Without extra supply, it may ultimately not matter to many would-be buyers that they can now get a low-deposit mortgage, because there simply won’t be the properties available to buy with it.
Bob Hunt is chief executive of Paradigm Mortgage Services
This blog has been purposefully written before the budget – not because I anticipate it will be a ‘damp squib‘ for the housing and mortgage markets (far from it) but because I wanted to review what I think is required, in terms of government intervention, before seeing what is announced.
In a sense, and judging by the newspaper reports, we already know what is coming. A stamp duty extension looks inevitable, although the exact detail around it remains up in the air, and we’ve already been told that the government will effectively introduce ‘Son of Help to Buy 2‘ – a new mortgage guarantee scheme offered to lenders in order to help bring back higher, notably 95%, LTV mortgages.
Are both these elements welcome? Absolutely. The arguments for a stamp duty extension are well-worn, and need not be repeated here, but just to say that the devil will be in the detail, and the government might want to be careful about introducing an extension that can be accessed by thousands of new purchasers.
So, what about the mortgage guarantee element? Well, there’s no doubt that the market has suffered from a dearth of high LTV options since the first lockdown last year.
It’s my understanding that the lenders have specifically asked for a resurrection of the guarantee element of Help to Buy in order to help them bridge that risk gap that they have deemed too wide to offer 95% LTV loans themselves.
As we all know, there has been a move towards greater numbers of 90% LTV products, and pricing has become keener, but (as I write) the only 5% deposit options require parental or guarantor support, and there doesn’t appear to be any further movement in that direction, without a government guarantee.
There is, of course, a point to be made here, in that lenders could have opted for a private mortgage insurance option if they were that desperate to offer higher LTV loans over the past six months.
The fact they haven’t perhaps tells you that there wasn‘t a significant appetite to be active in this space, especially when for many lenders they have for the most part operated (and done a good job) at maximum capacity with a majority of underwriting and processing staff continuing with WFH.
Not to put too fine a point on it, they have done relatively well opting for, what they deem, lower-risk borrowers, and as commercial enterprises that is completely their prerogative.
What may well have happened is that the government itself has asked lenders to reconsider their high LTV product offerings, and they have pushed back in suggesting the only way they will move this way – in the short-term – is via a government guarantee.
It will be interesting to see what kind of take-up there will be and initially I wondered whether loans generated via the scheme would only be available to first-time buyers.
Reading up on this however it appears it will be open to existing homeowners as well, but there are clearly questions about the level of lending that will be completed, even with the scheme.
Perhaps lenders utilising the guarantee will deliver a competitive market and, as we did see when Help to Buy 2 was introduced, this gave other lenders (many not even using the scheme) to look at other insurance options and a much better 95% LTV market was able to be forged.

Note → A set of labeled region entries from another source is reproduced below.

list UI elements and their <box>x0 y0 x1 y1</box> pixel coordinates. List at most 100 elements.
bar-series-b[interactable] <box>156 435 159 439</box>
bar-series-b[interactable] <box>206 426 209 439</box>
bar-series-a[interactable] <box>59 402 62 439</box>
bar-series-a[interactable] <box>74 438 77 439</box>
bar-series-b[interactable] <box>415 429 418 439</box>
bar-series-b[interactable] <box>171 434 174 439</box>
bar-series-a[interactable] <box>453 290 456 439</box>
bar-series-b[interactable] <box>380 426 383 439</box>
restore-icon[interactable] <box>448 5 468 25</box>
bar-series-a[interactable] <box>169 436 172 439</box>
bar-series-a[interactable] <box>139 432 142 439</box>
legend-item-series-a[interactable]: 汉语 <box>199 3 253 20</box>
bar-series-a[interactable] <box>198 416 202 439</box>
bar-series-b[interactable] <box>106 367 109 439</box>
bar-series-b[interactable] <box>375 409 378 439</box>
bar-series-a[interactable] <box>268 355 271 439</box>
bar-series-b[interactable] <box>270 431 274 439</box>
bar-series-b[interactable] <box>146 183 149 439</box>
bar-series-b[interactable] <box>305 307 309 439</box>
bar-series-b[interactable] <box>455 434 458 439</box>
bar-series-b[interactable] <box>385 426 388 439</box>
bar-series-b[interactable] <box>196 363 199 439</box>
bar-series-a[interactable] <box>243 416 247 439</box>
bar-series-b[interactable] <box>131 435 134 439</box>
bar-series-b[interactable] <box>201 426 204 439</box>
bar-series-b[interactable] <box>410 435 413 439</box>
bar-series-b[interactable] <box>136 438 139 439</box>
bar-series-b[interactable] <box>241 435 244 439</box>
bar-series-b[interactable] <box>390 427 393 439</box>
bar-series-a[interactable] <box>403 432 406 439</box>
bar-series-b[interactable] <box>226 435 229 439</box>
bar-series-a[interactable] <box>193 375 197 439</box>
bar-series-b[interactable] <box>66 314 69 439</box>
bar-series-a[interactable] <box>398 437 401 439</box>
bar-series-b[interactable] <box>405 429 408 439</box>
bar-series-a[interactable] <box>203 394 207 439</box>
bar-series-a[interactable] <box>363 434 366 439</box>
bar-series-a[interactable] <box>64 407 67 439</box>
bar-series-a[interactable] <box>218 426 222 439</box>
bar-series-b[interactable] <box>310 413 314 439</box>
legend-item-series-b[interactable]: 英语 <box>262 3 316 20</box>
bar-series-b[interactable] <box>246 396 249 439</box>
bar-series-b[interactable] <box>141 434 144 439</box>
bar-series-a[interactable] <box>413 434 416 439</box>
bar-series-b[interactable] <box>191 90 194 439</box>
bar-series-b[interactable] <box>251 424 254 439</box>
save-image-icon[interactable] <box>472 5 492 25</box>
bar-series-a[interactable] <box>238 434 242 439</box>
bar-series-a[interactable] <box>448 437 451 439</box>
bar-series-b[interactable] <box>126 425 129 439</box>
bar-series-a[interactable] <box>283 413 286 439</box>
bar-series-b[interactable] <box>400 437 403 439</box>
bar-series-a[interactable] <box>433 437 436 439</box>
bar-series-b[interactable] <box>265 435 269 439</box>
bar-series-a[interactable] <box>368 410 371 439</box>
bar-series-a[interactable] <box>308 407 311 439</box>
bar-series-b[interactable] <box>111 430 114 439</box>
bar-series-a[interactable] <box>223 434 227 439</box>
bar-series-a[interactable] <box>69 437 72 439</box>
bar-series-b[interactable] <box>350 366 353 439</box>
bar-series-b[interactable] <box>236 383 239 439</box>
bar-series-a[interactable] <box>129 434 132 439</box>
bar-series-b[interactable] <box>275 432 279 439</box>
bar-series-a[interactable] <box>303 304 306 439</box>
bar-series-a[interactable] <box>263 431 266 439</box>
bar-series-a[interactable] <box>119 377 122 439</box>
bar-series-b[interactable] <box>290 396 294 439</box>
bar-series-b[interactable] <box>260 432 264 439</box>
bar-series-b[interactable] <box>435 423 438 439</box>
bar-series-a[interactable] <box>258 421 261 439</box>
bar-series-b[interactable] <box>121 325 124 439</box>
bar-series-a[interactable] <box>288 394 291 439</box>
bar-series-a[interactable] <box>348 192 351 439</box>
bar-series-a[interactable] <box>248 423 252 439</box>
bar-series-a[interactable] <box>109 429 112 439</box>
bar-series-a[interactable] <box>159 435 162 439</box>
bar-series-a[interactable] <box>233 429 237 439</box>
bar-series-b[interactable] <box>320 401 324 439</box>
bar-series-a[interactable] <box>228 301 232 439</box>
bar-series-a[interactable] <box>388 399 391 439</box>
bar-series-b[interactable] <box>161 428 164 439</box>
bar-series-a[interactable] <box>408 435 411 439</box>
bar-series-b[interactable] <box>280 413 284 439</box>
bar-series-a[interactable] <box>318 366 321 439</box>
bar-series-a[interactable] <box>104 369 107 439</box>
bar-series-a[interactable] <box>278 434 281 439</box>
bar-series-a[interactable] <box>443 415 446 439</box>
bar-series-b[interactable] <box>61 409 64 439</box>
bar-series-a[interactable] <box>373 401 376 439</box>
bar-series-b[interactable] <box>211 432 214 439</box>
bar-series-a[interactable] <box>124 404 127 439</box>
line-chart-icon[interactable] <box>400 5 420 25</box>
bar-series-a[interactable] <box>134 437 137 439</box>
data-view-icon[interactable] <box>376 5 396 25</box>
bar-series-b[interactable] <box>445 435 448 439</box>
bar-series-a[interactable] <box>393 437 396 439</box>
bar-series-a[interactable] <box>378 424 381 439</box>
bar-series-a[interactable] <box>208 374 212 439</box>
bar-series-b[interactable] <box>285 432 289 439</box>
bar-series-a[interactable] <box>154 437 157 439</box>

These types of mortgages are undoubtedly required – talk to most people about how they got on the property ladder and they are likely to say via a high LTV product, although there are clearly other issues at play here which will work differently in today’s environment.
And that leaves a number of questions for this budget and this government because even with access to a 5% deposit, the average buyer is still going to need £11.5k – based on Nationwide’s recent average house price figure. Of course, for many, it’s better than £23k for a 10% deposit, but it is still substantial.
But, other issues also remain, not least the average income to average house price which used to be x2/x2.5 and, in many regions of the country is now at least x6. Plus, of course, there is much to say that the government’s intervention merely increases demand, which given the lack of supply, will only drive prices up further.
It will not take a genius to work out that property supply is perhaps the fundamental driver in all this.
Commitments to increase supply – particularly ‘affordable‘ housing – over the years have come to little. We, as a country, have certainly not met the 250k new properties required each year, and with each year that has failed to be achieved, we have fallen further and further behind.
A stamp duty extension and a mortgage guarantee scheme are not to be turned down, of course, and hopefully they will act as a positive encouragement to housebuilders to accelerate their building programmes, but part of me can’t help feeling that the biggest benefit the government could deliver would be in supporting a huge expansion of property supply in all regions with broader more far reaching/long-term housing policy actions.
And a much further and wider commitment to ensure those plans and resultant properties are in the ‘affordable‘ range.
Without that extra supply, it may ultimately not matter to many would-be buyers that they can now get a low-deposit mortgage, because there simply won’t be the properties available to buy with it. That needs to be fixed and it will take the government to do it.